Ülke genelinde algı problemi:
Doğan Holding ve kökeni geçmişe dayanan fakat webin önemini kavrayabilmiş devler, Nokta A.Ş. gibi eli sağlam ve çalışkanlar, son dönemde Embrio vs. gibi atılımlar harici çok büyük bir algı problemi yaşanıyordu Türkiye'de birkaç seneye kadar.
Toplumda internetin şeytan icadı olduğu şeklinde vuku bulan olaylar yatırımcıların o kadar trajik olmasada webi görmezden gelmelerine neden oluyordu.
Yetişmiş eleman sıkıntısına hiç girmedim bile, zira hayatında bilgisayar görmemiş, Anadolu'mun güzel bir köyünden çıkan ODTÜ Bilgisayar'ı bitirmiş bir bireyle sınırlı olsa iyi algı problemi, hala bu sektörü yönlendirebilecek teknik bilgi donanımına sahip insanların, bu iş için gereken vizyona, mentaliteye sahip olamadığını görüyoruz.

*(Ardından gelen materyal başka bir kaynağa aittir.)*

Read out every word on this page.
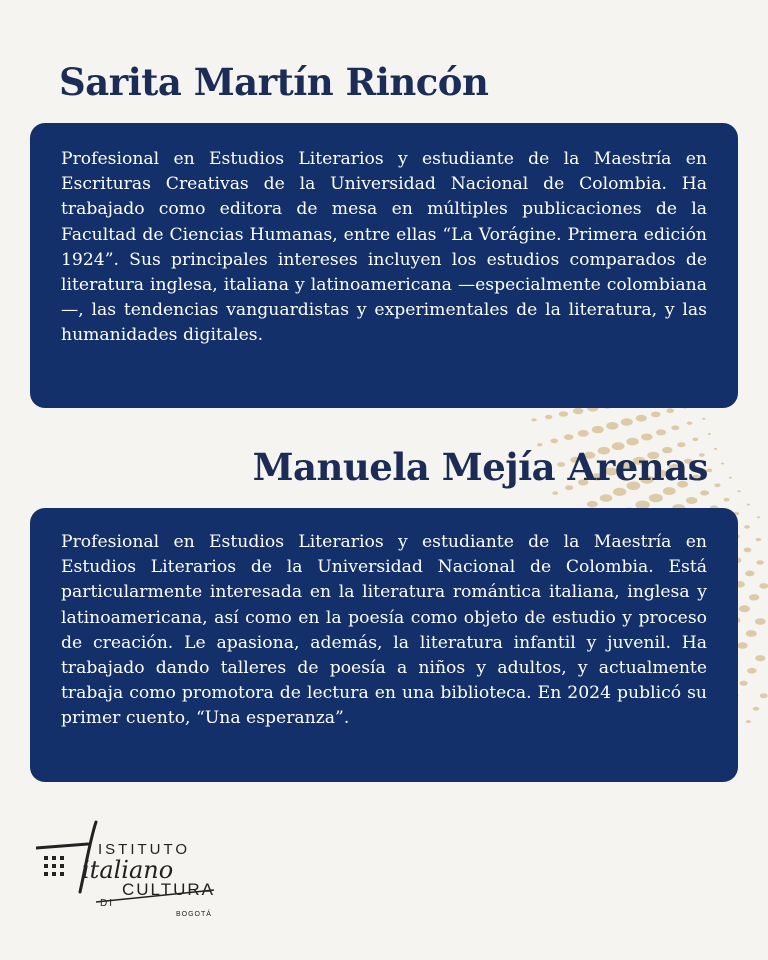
Sarita Martín Rincón

Profesional en Estudios Literarios y estudiante de la Maestría en Escrituras Creativas de la Universidad Nacional de Colombia. Ha trabajado como editora de mesa en múltiples publicaciones de la Facultad de Ciencias Humanas, entre ellas “La Vorágine. Primera edición 1924”. Sus principales intereses incluyen los estudios comparados de literatura inglesa, italiana y latinoamericana —especialmente colombiana—, las tendencias vanguardistas y experimentales de la literatura, y las humanidades digitales.

Manuela Mejía Arenas

Profesional en Estudios Literarios y estudiante de la Maestría en Estudios Literarios de la Universidad Nacional de Colombia. Está particularmente interesada en la literatura romántica italiana, inglesa y latinoamericana, así como en la poesía como objeto de estudio y proceso de creación. Le apasiona, además, la literatura infantil y juvenil. Ha trabajado dando talleres de poesía a niños y adultos, y actualmente trabaja como promotora de lectura en una biblioteca. En 2024 publicó su primer cuento, “Una esperanza”.

ISTITUTO
italiano
DI
CULTURA
BOGOTÁ
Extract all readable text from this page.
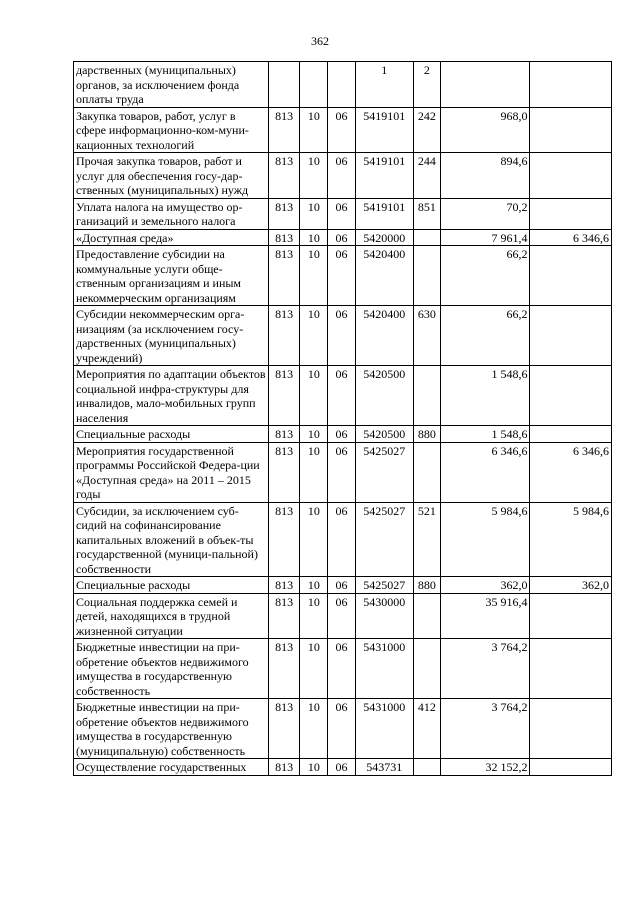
362
дарственных (муниципальных) органов, за исключением фонда оплаты труда				1	2		
Закупка товаров, работ, услуг в сфере информационно-ком-муни-кационных технологий	813	10	06	5419101	242	968,0	
Прочая закупка товаров, работ и услуг для обеспечения госу-дар-ственных (муниципальных) нужд	813	10	06	5419101	244	894,6	
Уплата налога на имущество ор-ганизаций и земельного налога	813	10	06	5419101	851	70,2	
«Доступная среда»	813	10	06	5420000		7 961,4	6 346,6
Предоставление субсидии на коммунальные услуги обще-ственным организациям и иным некоммерческим организациям	813	10	06	5420400		66,2	
Субсидии некоммерческим орга-низациям (за исключением госу-дарственных (муниципальных) учреждений)	813	10	06	5420400	630	66,2	
Мероприятия по адаптации объектов социальной инфра-структуры для инвалидов, мало-мобильных групп населения	813	10	06	5420500		1 548,6	
Специальные расходы	813	10	06	5420500	880	1 548,6	
Мероприятия государственной программы Российской Федера-ции «Доступная среда» на 2011 – 2015 годы	813	10	06	5425027		6 346,6	6 346,6
Субсидии, за исключением суб-сидий на софинансирование капитальных вложений в объек-ты государственной (муници-пальной) собственности	813	10	06	5425027	521	5 984,6	5 984,6
Специальные расходы	813	10	06	5425027	880	362,0	362,0
Социальная поддержка семей и детей, находящихся в трудной жизненной ситуации	813	10	06	5430000		35 916,4	
Бюджетные инвестиции на при-обретение объектов недвижимого имущества в государственную собственность	813	10	06	5431000		3 764,2	
Бюджетные инвестиции на при-обретение объектов недвижимого имущества в государственную (муниципальную) собственность	813	10	06	5431000	412	3 764,2	
Осуществление государственных	813	10	06	543731		32 152,2	
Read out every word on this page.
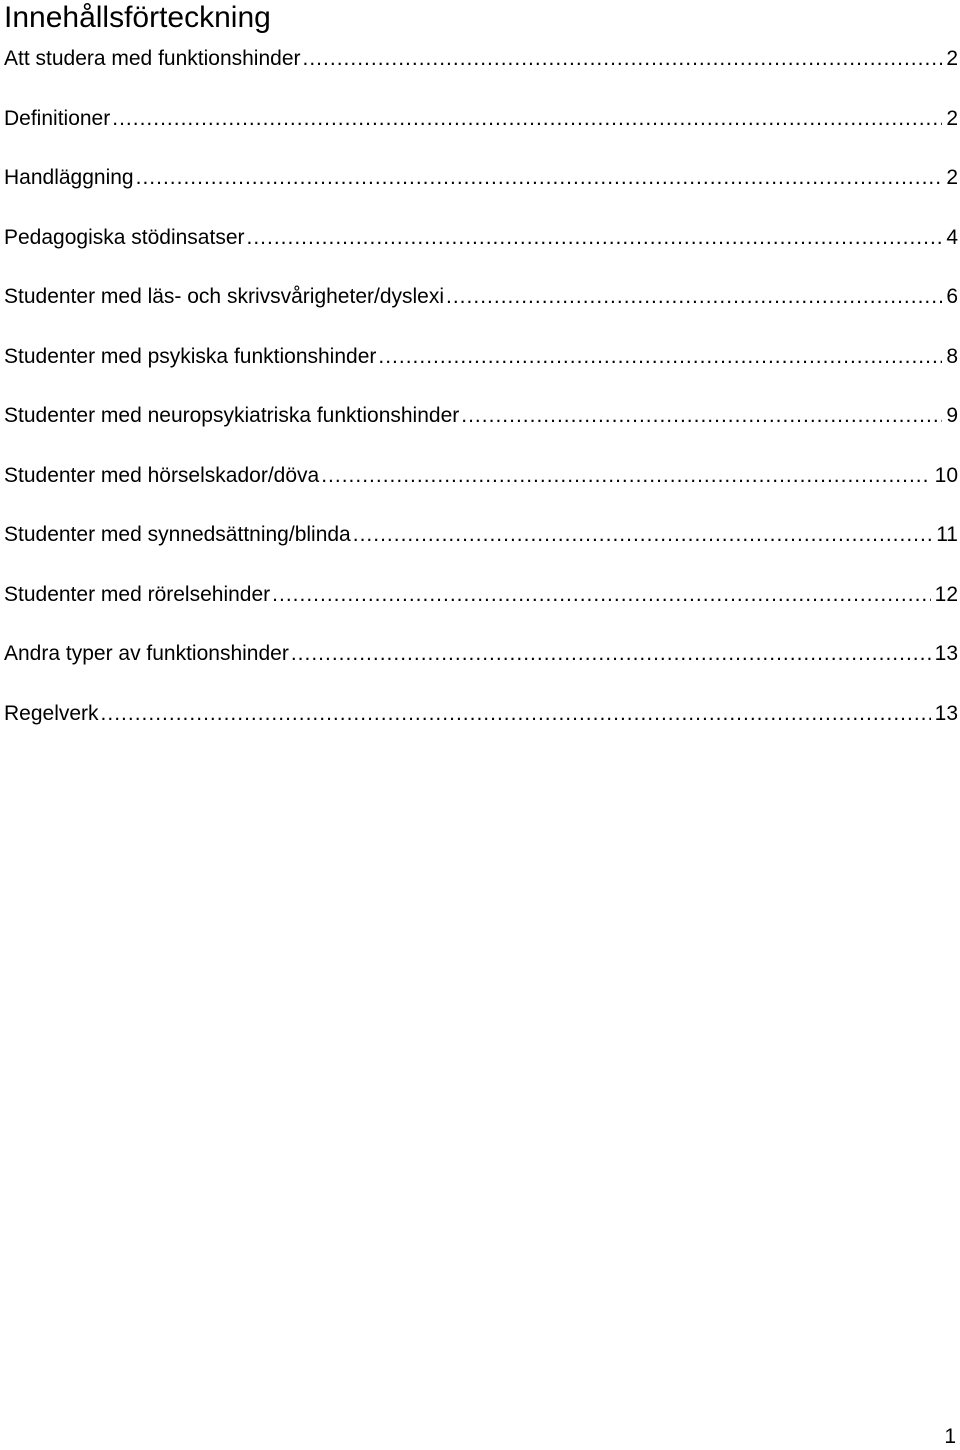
Innehållsförteckning
Att studera med funktionshinder .....	2
Definitioner .....	2
Handläggning .....	2
Pedagogiska stödinsatser .....	4
Studenter med läs- och skrivsvårigheter/dyslexi .....	6
Studenter med psykiska funktionshinder .....	8
Studenter med neuropsykiatriska funktionshinder .....	9
Studenter med hörselskador/döva .....	10
Studenter med synnedsättning/blinda .....	11
Studenter med rörelsehinder .....	12
Andra typer av funktionshinder .....	13
Regelverk .....	13
1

Neyse ki 2008'in ortalarına yaklaştığımız şu günlerde bu algı gittikçe kırılıyor ve bu sorun, mevcut sorunlar içerisinde çözülebilme ihtimali en yüksek olanı belki de. Şirketlerce sahiplenen onlarca web sitesi - projesi, yatırımcıların webe ilgisi ve sayıları artan, umut veren genç web şirketleri bunu doğruluyor, yine de belirli bir seviyenin üzerine çıkmamız zaman alacak...
Şöyle bir [SIZE=13px][FONT=verdana][COLOR=#22229c]paradoks[/COLOR][/FONT][/SIZE] da söz konusu mudur bilmem, tartışılır..

*****
Mersin'e döneli çok uzun bir süre olmadı ve yaptığım ilk iş böyle bir konuyu yazmak oldu. Proje bazlı ve konu ile ilgili genel politika olarak nasıl bir yol çizilmeli, neler yapılmalı bunu da daha sonra konuya yazmayı düşünüyorum vaktim olunca. Yazıyı ağdalı bir Türkçe ile yazmış olmam umarım okunabilirliğini düşürmemiştir.